Since its inception over a century ago, AIC Kijabe Hospital has transformed into a national (and even international) center of clinical excellence. And yet the mission of the hospital does not end with clinical excellence alone. As the institution has matured, its goals have expanded beyond care delivery to care systems development and medical education. Over the course of our time here we have worked alongside medicine residents, obstetric residents, general surgery residents, neurosurgery residents, plastic surgery residents, and anesthesia residents and fellows from not only Kenya, but all of Africa (including Cameroon, Somalia, South Sudan, Ethiopia, Gabon, and Rwanda just to name a few) – training at Kijabe and planning to return to either their county or country equipped to provide high quality care.

Despite once being known as the “neglected stepchild of global heath,” surgery (and anesthesia) in Africa has an ever-brightening future. I can say without exaggeration that AIC Kijabe Hospital is playing a major role in improving the future of healthcare delivery – especially surgery and anesthesia care delivery – for an entire continent. Yet so much work remains. One of the KRNA students told that in her home hospital in El Dorat, only 1 of the 40 anesthesia providers has been trained in ACLS. The pediatric anesthesia fellow currently training in Kijabe will return to her native Rwanda as the only pediatric anesthesiologist. While the United States has over 20 anesthesiologists per 100,000 people, much of sub-Saharan Africa has only 11 (or even 0) per 100,000. Kijabe hopes to change that. Twenty years ago, Kijabe had two operating theatres – today it has eight. A training program that began over a decade ago with a class of 5 KRNA students has expanded to roughly 16 students per year, training over 18 months. For the first time, Ethiopian anesthesia residents have begun rotating at Kijabe, in addition to pediatric anesthesia fellows from across Africa.
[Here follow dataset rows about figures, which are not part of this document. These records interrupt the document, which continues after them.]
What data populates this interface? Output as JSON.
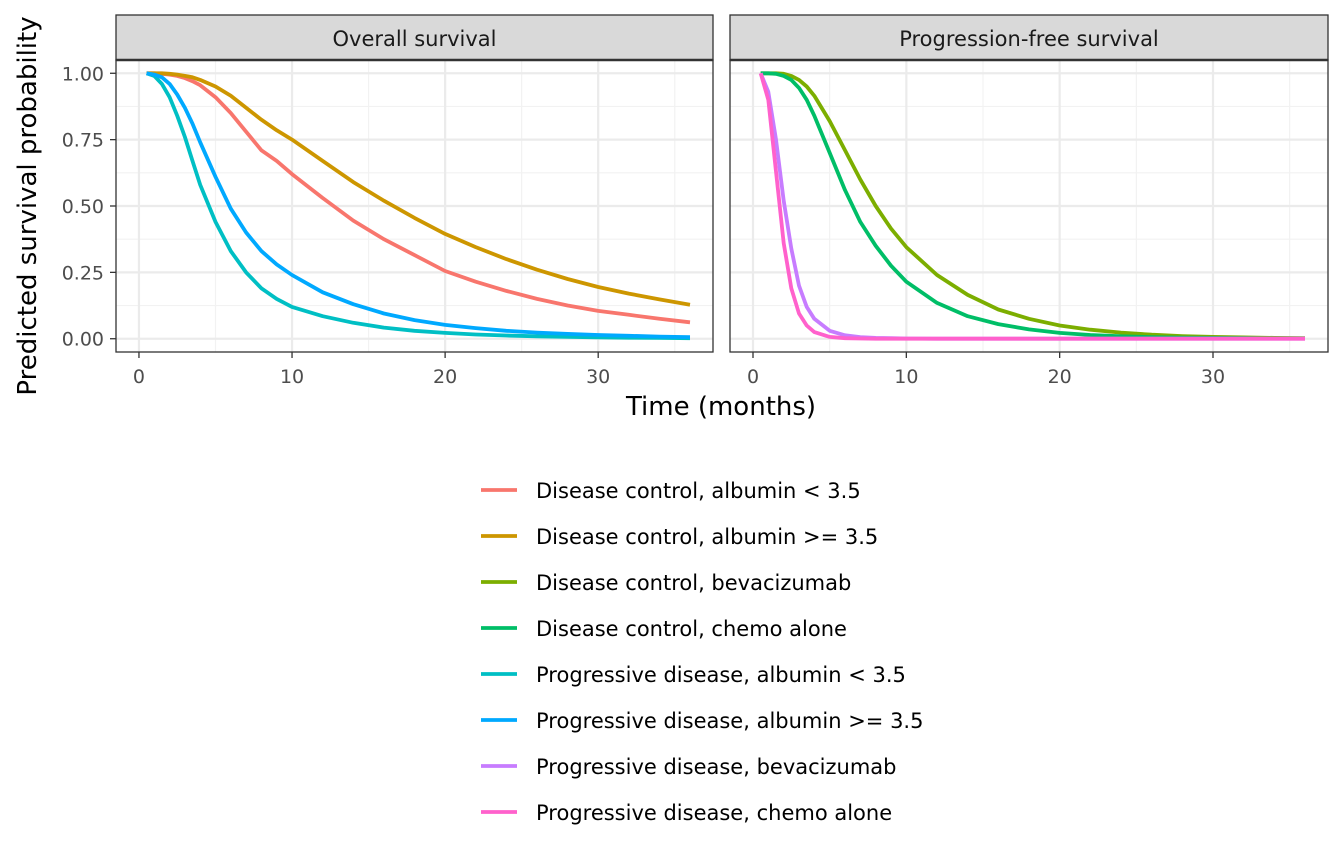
{
  "chart_data": {
    "type": "line",
    "xlabel": "Time (months)",
    "ylabel": "Predicted survival probability",
    "xlim": [
      -1.5,
      37.5
    ],
    "ylim": [
      -0.05,
      1.05
    ],
    "x_ticks": [
      0,
      10,
      20,
      30
    ],
    "y_ticks": [
      0.0,
      0.25,
      0.5,
      0.75,
      1.0
    ],
    "y_tick_labels": [
      "0.00",
      "0.25",
      "0.50",
      "0.75",
      "1.00"
    ],
    "legend_position": "bottom",
    "grid": true,
    "x": [
      0.5,
      1,
      1.5,
      2,
      2.5,
      3,
      3.5,
      4,
      5,
      6,
      7,
      8,
      9,
      10,
      12,
      14,
      16,
      18,
      20,
      22,
      24,
      26,
      28,
      30,
      32,
      34,
      36
    ],
    "panels": [
      {
        "title": "Overall survival",
        "series": [
          {
            "name": "Disease control, albumin < 3.5",
            "color": "#F8766D",
            "values": [
              1.0,
              1.0,
              0.998,
              0.995,
              0.99,
              0.982,
              0.97,
              0.955,
              0.91,
              0.85,
              0.78,
              0.71,
              0.67,
              0.62,
              0.53,
              0.445,
              0.375,
              0.315,
              0.255,
              0.215,
              0.18,
              0.15,
              0.125,
              0.105,
              0.09,
              0.075,
              0.062
            ]
          },
          {
            "name": "Disease control, albumin >= 3.5",
            "color": "#CD9600",
            "values": [
              1.0,
              1.0,
              1.0,
              0.998,
              0.995,
              0.99,
              0.985,
              0.975,
              0.95,
              0.915,
              0.87,
              0.825,
              0.785,
              0.75,
              0.67,
              0.59,
              0.52,
              0.455,
              0.395,
              0.345,
              0.3,
              0.26,
              0.225,
              0.195,
              0.17,
              0.148,
              0.128
            ]
          },
          {
            "name": "Progressive disease, albumin < 3.5",
            "color": "#00BFC4",
            "values": [
              1.0,
              0.99,
              0.96,
              0.91,
              0.84,
              0.76,
              0.67,
              0.58,
              0.44,
              0.33,
              0.25,
              0.19,
              0.15,
              0.12,
              0.085,
              0.06,
              0.042,
              0.03,
              0.022,
              0.016,
              0.012,
              0.009,
              0.007,
              0.005,
              0.004,
              0.003,
              0.002
            ]
          },
          {
            "name": "Progressive disease, albumin >= 3.5",
            "color": "#00A9FF",
            "values": [
              1.0,
              0.995,
              0.985,
              0.96,
              0.92,
              0.87,
              0.81,
              0.74,
              0.61,
              0.49,
              0.4,
              0.33,
              0.28,
              0.24,
              0.175,
              0.13,
              0.095,
              0.07,
              0.052,
              0.04,
              0.03,
              0.023,
              0.018,
              0.014,
              0.011,
              0.008,
              0.006
            ]
          }
        ]
      },
      {
        "title": "Progression-free survival",
        "series": [
          {
            "name": "Disease control, bevacizumab",
            "color": "#7CAE00",
            "values": [
              1.0,
              1.0,
              1.0,
              0.998,
              0.99,
              0.975,
              0.95,
              0.915,
              0.82,
              0.71,
              0.6,
              0.5,
              0.415,
              0.345,
              0.24,
              0.165,
              0.11,
              0.075,
              0.05,
              0.034,
              0.023,
              0.015,
              0.01,
              0.007,
              0.005,
              0.003,
              0.002
            ]
          },
          {
            "name": "Disease control, chemo alone",
            "color": "#00BE67",
            "values": [
              1.0,
              1.0,
              0.998,
              0.99,
              0.975,
              0.945,
              0.9,
              0.84,
              0.7,
              0.56,
              0.44,
              0.35,
              0.275,
              0.215,
              0.135,
              0.085,
              0.055,
              0.035,
              0.022,
              0.014,
              0.009,
              0.006,
              0.004,
              0.003,
              0.002,
              0.001,
              0.001
            ]
          },
          {
            "name": "Progressive disease, bevacizumab",
            "color": "#C77CFF",
            "values": [
              1.0,
              0.93,
              0.75,
              0.52,
              0.34,
              0.2,
              0.12,
              0.075,
              0.03,
              0.013,
              0.006,
              0.003,
              0.002,
              0.001,
              0,
              0,
              0,
              0,
              0,
              0,
              0,
              0,
              0,
              0,
              0,
              0,
              0
            ]
          },
          {
            "name": "Progressive disease, chemo alone",
            "color": "#FF61CC",
            "values": [
              1.0,
              0.9,
              0.63,
              0.36,
              0.19,
              0.095,
              0.05,
              0.025,
              0.007,
              0.002,
              0.001,
              0,
              0,
              0,
              0,
              0,
              0,
              0,
              0,
              0,
              0,
              0,
              0,
              0,
              0,
              0,
              0
            ]
          }
        ]
      }
    ],
    "legend": [
      {
        "name": "Disease control, albumin < 3.5",
        "color": "#F8766D"
      },
      {
        "name": "Disease control, albumin >= 3.5",
        "color": "#CD9600"
      },
      {
        "name": "Disease control, bevacizumab",
        "color": "#7CAE00"
      },
      {
        "name": "Disease control, chemo alone",
        "color": "#00BE67"
      },
      {
        "name": "Progressive disease, albumin < 3.5",
        "color": "#00BFC4"
      },
      {
        "name": "Progressive disease, albumin >= 3.5",
        "color": "#00A9FF"
      },
      {
        "name": "Progressive disease, bevacizumab",
        "color": "#C77CFF"
      },
      {
        "name": "Progressive disease, chemo alone",
        "color": "#FF61CC"
      }
    ]
  }
}
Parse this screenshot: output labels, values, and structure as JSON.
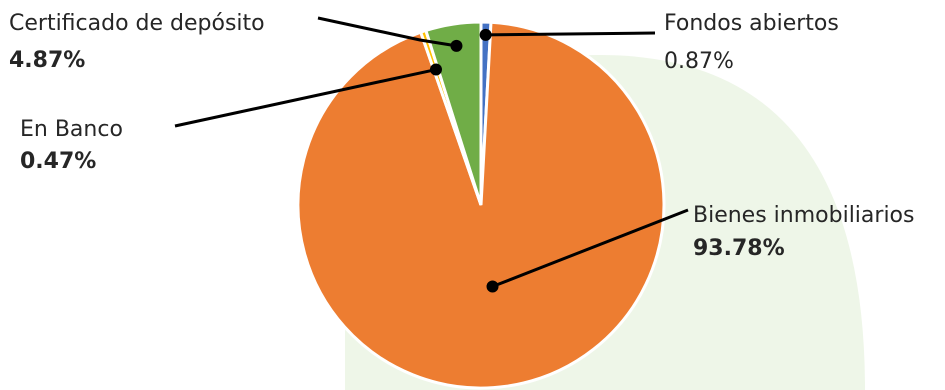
{
  "chart_data": {
    "type": "pie",
    "title": "",
    "slices": [
      {
        "name": "Fondos abiertos",
        "value": 0.87,
        "label": "0.87%",
        "color": "#4472C4",
        "bold_value": false
      },
      {
        "name": "Bienes inmobiliarios",
        "value": 93.78,
        "label": "93.78%",
        "color": "#ED7D31",
        "bold_value": true
      },
      {
        "name": "En Banco",
        "value": 0.47,
        "label": "0.47%",
        "color": "#FFC000",
        "bold_value": true
      },
      {
        "name": "Certificado de depósito",
        "value": 4.87,
        "label": "4.87%",
        "color": "#70AD47",
        "bold_value": true
      }
    ],
    "start_angle_deg": 0,
    "direction": "clockwise",
    "legend": "none",
    "background_accent_color": "#E2F0D9"
  }
}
More recently, the leadership of the anesthesia training program at Kijabe, led by some of the very first graduates of the program under the mentorship of Dr. Mark Newton, has expanded the reach of the training program even further. Every Wednesday and Thursday morning at 0700 sharp, a teleconference is set up between Kijabe, Kisumu (in western Kenya), Somalia, and South Sudan. This week, the Wednesday lecture covered anesthesia care of burn patients, and the Thursday case conference reviewed the anesthetic management of a 12-year-old boy with a skull base fracture (see photo below).

On the remaining mornings, we have been giving lectures to the KRNA students. Throughout the day we continue to teach both the KRNA students and Ethiopian residents, in addition to serving as examiners for the senior KRNA students’ final assessments. We work with junior KRNA students on the basics – properly setting up the room, checking the anesthesia machine, and learning how to understand the monitors. We cover more advanced topics with the senior KRNA students and KRNAs, and have been able to teach regional techniques and review more complex topics with the visiting residents (see below photos of Dr. Meyer teaching ultrasound-guided TAP blocks to two of the Ethiopian residents).

Jon Kenya Jon Kenya 2

With physician burnout in the United States at an all-time high and the realities of the U.S. healthcare system often leading to job dissatisfaction, it is easy to become cynical, even while in training. Here in Kijabe, it is hard to be cynical. Every provider we help train will have a tangible impact on reducing maternal mortality, decreasing morbidity from road trauma, and setting a new standard for anesthetic and surgical care for all of Africa. The residents and KRNAs who graduate from AIC Kijabe will not only be well-trained clinicians, but also leaders in their hospitals and clinics. They will show their communities what is possible. They will be the ones to make health care equity a reality.